Her mother called me later and said her daughter was gone getting a tattoo in honor of Alex and that her parents needed to get permission to go in and then how her daughter's vehicle was taken and how worried she was about her poor daughter . . . she hadn't slept or showered since Alex died. Her daughter had been up all night deciding whether she should put "engaged" or "windowed" as her Facebook status. Alex had asked her 40 minutes before he died to marry her but she felt since they were living together already it was more like "married". Her daughter has chosen "engaged". Her mother also said that they already had the rings all but picked up and had the songs picked out for the mothers' dance.

Now I can only say that as I heard these things my anxiety levels kept increasing . . . I thought to myself; what was going on? What point was there is saying these things? How can you say these things when my son in not here to verify any of this? What really happened the night my son died?

Her mother told me she would let me know when they got Alex's things for him to wear and we could then pick them up from her house.
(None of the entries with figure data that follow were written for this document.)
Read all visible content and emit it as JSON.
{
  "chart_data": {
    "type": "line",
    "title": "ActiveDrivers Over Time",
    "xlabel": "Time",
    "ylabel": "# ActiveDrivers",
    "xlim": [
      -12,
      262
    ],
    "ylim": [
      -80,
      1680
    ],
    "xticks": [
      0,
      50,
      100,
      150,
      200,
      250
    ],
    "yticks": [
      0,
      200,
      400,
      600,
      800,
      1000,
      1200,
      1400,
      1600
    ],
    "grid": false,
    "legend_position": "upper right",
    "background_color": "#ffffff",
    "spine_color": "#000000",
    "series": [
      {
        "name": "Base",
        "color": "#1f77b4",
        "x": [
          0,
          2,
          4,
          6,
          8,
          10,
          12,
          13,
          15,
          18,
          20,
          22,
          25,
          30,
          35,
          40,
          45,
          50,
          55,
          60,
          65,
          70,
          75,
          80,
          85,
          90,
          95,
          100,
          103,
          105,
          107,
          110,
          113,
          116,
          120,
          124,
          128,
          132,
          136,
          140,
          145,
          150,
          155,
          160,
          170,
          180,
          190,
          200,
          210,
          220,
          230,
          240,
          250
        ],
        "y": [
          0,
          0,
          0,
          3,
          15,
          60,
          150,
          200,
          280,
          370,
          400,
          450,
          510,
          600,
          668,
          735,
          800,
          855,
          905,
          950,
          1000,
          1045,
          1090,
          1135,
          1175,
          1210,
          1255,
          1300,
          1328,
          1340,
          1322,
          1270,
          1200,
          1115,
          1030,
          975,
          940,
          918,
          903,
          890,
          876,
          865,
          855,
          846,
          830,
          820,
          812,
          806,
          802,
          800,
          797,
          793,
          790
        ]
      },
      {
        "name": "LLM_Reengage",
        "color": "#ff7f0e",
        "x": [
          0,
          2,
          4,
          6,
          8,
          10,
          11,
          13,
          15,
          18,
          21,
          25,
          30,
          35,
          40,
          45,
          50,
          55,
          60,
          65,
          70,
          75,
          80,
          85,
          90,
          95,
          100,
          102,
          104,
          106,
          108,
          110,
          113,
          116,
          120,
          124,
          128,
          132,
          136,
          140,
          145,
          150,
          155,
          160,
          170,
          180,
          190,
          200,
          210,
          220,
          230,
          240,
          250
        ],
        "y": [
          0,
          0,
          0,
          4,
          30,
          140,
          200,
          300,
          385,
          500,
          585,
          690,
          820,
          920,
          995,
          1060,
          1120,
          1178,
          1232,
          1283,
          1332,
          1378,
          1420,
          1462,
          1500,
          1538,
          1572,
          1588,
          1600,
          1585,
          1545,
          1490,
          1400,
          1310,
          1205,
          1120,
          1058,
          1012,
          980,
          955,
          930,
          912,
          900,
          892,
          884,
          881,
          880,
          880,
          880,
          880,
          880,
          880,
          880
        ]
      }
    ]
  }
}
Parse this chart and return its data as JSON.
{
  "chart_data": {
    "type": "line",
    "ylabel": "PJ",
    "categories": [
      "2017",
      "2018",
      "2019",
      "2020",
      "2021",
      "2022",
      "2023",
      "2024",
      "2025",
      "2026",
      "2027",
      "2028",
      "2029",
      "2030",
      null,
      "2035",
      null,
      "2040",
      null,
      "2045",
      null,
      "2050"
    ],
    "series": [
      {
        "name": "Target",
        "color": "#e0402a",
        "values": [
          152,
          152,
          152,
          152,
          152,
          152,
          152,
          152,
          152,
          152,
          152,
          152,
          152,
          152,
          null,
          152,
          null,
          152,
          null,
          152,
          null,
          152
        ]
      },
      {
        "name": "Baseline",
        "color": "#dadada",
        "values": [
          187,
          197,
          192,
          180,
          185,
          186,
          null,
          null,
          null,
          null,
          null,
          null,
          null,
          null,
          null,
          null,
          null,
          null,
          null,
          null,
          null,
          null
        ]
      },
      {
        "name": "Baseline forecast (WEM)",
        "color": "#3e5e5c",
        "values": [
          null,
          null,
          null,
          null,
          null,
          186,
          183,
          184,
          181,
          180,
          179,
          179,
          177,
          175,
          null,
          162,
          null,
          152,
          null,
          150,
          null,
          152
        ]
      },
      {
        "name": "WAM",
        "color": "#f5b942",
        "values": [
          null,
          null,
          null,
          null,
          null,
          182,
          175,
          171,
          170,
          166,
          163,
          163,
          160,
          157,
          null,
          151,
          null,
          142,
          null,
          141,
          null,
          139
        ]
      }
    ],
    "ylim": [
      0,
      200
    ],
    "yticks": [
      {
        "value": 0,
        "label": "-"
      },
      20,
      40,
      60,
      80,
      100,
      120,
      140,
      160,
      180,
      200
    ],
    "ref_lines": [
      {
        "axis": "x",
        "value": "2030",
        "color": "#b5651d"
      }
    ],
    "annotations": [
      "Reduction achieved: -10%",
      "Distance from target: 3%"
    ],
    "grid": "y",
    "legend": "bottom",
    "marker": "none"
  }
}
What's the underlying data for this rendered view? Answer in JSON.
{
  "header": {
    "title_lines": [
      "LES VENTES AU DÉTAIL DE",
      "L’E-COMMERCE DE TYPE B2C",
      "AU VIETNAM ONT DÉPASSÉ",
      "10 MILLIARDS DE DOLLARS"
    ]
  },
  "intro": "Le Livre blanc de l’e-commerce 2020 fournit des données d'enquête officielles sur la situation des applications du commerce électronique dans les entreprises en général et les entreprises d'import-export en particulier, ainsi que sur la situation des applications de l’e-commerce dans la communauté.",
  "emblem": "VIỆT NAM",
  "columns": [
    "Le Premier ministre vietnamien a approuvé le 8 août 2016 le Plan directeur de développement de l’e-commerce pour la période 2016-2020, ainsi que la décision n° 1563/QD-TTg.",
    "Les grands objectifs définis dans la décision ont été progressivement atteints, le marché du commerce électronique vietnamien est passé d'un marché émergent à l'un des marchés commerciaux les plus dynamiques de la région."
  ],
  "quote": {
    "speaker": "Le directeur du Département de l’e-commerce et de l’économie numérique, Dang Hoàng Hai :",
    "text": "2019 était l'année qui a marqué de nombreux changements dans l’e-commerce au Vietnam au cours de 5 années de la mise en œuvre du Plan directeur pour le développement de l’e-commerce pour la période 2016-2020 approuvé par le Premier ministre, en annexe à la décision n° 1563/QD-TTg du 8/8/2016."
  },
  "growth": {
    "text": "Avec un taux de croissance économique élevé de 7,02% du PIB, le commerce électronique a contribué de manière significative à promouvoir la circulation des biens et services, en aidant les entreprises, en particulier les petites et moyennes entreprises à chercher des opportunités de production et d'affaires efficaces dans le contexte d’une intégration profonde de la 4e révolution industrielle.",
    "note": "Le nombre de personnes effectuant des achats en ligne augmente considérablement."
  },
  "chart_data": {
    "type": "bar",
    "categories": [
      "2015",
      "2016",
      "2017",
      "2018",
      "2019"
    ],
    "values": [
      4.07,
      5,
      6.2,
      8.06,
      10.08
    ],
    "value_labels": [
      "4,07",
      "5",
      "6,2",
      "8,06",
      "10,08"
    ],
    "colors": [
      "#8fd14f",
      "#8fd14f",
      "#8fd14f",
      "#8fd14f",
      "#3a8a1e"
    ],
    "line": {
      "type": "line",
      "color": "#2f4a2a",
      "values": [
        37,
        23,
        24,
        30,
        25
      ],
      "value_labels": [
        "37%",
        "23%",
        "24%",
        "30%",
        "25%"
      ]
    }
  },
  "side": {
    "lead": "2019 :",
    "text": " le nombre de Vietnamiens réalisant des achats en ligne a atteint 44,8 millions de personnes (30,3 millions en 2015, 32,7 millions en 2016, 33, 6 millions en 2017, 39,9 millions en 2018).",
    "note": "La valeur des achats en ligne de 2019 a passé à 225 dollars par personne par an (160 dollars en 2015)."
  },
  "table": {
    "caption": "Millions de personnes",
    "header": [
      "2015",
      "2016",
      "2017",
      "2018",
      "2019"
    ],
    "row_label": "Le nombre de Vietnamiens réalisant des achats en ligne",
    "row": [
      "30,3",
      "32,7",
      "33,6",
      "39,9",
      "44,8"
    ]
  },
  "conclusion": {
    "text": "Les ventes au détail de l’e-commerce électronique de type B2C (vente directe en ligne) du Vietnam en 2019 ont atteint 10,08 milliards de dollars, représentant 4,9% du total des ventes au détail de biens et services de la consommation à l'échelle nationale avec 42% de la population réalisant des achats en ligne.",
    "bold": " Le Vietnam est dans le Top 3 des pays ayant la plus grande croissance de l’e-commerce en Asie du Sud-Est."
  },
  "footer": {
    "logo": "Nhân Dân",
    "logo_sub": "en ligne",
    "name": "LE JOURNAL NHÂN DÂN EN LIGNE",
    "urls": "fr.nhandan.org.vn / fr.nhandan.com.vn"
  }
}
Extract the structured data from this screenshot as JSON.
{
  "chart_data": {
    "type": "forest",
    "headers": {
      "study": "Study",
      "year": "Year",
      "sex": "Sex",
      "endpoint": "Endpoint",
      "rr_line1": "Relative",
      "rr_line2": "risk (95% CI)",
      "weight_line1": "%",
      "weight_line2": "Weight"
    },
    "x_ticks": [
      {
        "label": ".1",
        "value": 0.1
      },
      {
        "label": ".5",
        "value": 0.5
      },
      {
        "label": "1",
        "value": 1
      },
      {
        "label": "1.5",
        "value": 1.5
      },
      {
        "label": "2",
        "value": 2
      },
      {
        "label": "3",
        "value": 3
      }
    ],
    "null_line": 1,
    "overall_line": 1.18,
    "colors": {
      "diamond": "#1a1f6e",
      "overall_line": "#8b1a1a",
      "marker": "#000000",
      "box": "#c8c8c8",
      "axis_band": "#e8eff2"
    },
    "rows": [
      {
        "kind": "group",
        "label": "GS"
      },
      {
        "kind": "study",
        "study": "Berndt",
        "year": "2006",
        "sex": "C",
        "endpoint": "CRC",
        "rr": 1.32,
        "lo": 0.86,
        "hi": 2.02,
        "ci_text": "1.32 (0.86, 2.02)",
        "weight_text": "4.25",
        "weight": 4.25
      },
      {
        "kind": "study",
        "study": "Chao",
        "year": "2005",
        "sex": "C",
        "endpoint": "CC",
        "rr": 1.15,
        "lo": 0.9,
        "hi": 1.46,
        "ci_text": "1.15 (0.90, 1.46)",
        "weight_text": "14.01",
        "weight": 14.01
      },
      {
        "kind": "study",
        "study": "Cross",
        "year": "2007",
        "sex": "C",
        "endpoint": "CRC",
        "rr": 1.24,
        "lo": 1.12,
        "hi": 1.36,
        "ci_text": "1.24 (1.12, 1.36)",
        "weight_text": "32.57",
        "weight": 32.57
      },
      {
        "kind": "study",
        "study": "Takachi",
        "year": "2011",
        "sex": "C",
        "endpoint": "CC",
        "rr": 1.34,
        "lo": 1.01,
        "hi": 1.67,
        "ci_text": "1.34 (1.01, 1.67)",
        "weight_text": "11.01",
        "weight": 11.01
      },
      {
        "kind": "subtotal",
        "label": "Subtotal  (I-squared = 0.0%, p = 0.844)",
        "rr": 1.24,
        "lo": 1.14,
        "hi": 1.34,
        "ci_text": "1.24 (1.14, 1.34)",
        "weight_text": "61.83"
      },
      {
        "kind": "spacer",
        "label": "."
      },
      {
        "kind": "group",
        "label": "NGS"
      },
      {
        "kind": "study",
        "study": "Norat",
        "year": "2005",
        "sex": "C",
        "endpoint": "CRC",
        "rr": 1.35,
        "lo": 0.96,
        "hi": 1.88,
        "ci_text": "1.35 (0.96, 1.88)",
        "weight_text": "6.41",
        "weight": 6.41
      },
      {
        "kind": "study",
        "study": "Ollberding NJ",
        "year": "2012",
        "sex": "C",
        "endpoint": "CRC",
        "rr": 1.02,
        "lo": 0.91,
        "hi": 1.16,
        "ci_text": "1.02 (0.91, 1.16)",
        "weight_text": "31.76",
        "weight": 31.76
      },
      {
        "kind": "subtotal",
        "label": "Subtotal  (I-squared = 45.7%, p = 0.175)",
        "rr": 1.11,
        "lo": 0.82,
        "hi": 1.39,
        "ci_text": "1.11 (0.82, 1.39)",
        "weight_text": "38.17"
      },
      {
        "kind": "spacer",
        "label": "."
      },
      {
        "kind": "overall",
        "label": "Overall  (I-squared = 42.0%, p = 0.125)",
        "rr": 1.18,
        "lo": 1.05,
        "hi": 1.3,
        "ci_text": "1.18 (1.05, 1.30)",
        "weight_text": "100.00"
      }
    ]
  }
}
I then called to get Alex a grave site. He will be buried right next to his Aunt Deanna. He adored her and had a tattoo on his left shoulder blade in her memorial. I do hope she was there to greet him on the other side.

The food was ordered for the funeral meal and we waited for the priest to call and make an appointment to meet with us to discuss the readings, gospel and prepare the eulogy. He called and set our appointment for Monday morning - the day of the visitation/wake.

The rest of the day I went through the motions of more phone calls from friends and family as well as visits from those offering sympathy. Adam and his wife arrived. I couldn't eat much or sleep and was totally exhausted.

This evening the neighbor's invited us over to visit with some of Alex's friends and to go through some pictures for the wake. They were at Duffs Bar when my son's girlfriend was there the day before telling her story. This time asking if everyone believed her. She even made a point to ask Mrs. neighbor specifically, "you believe me, don't you?" WTF!! Why would you need to ask this question if you are and always have been telling the truth???

This is how I spent my 49th birthday . . . planning my youngest child's funeral.